Tuesday, 11 August 2015

Edmund Crispin - The Moving Toyshop


Rating: 4/5

Review:
Very enjoyable nonsense

This is a very amusing book in which the crime/detective story is really just a vehicle for amusing writing and humorous capers. There is a crime, certainly, and the book's protagonists solve it in the end, but it is chiefly an entertainment with that arch, self-conscious Oxford wit at its centre and the plot merely something to hang it on.

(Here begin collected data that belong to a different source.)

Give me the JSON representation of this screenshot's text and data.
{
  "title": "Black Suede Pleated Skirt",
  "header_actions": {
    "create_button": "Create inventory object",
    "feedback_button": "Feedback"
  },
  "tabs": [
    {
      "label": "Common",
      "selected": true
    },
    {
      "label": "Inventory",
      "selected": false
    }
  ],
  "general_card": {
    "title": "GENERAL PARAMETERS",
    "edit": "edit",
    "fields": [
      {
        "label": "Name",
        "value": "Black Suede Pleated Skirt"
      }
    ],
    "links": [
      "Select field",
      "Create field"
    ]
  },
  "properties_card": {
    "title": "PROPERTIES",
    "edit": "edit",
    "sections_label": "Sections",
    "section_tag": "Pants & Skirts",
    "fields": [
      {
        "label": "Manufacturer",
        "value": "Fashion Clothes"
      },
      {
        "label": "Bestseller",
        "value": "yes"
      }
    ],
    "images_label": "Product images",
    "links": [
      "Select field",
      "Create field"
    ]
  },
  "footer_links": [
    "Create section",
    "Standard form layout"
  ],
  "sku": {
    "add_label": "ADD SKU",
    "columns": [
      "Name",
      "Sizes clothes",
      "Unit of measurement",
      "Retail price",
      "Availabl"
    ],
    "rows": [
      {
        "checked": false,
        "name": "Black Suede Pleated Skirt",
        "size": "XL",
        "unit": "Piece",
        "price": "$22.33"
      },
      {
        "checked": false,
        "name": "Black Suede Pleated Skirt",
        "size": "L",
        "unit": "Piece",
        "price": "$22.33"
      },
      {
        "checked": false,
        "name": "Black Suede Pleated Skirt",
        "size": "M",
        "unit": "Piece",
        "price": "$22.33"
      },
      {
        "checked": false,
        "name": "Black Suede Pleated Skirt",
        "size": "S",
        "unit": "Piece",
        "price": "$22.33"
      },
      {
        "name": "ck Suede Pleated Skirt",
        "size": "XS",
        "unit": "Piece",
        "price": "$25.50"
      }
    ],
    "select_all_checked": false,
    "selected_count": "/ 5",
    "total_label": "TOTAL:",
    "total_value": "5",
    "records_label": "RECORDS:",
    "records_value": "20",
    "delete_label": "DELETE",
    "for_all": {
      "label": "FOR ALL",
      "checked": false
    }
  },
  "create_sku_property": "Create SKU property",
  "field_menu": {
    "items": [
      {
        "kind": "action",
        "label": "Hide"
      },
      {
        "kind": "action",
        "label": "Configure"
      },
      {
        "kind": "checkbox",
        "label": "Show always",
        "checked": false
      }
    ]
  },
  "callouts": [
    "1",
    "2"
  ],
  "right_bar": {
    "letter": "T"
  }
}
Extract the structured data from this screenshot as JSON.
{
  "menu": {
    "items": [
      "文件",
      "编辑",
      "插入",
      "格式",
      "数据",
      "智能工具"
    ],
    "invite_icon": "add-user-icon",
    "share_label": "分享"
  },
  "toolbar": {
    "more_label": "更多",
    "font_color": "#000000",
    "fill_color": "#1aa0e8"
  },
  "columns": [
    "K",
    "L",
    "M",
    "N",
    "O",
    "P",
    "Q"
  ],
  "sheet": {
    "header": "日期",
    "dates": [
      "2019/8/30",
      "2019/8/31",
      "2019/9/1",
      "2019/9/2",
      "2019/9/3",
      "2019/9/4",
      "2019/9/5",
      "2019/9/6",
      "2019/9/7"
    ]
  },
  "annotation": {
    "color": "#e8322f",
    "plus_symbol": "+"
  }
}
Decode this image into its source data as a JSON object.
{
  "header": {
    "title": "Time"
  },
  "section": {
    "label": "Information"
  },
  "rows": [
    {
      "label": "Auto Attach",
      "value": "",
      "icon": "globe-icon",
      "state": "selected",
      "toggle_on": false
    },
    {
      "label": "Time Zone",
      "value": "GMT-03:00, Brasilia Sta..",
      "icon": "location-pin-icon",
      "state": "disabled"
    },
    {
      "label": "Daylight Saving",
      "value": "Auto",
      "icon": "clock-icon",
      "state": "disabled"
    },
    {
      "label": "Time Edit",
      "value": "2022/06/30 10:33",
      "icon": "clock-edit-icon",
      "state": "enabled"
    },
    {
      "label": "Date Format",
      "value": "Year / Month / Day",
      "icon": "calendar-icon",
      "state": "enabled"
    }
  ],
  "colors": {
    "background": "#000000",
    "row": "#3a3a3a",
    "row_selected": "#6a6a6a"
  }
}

And that's just fine with me. Edmund Crispin writes with genuine wit and often with humour, too. He creates just-believable characters and puts them in a wholly implausible story involving dead heiresses, bizarre wills, car chases, eccentric professors...you name it. It is terrific fun, especially if you largely ignore the plot. Crispin does go to some lengths to set up a mystery which depends upon who was in exactly which room when, but to be honest it didn't matter that much to me. The style and characters are what make this book, and I enjoyed both hugely. One does need to make considerable allowances for attitudes of the time - especially toward women, who are generally insulted or patronised - but the book is a period piece and is very enjoyable on that basis.

The Author's Note before the Contents Page gives a good flavour of Crispin's style:
"None but the most blindly credulous will imagine the characters and events in this story to be anything but fictitious. It is true that the ancient and noble city of Oxford is, of all the towns of England, the likeliest progenitor of unlikely events and persons. But there are limits."

If you like that, you will like the book, and I can recommend it as a very enjoyable piece of nonsense.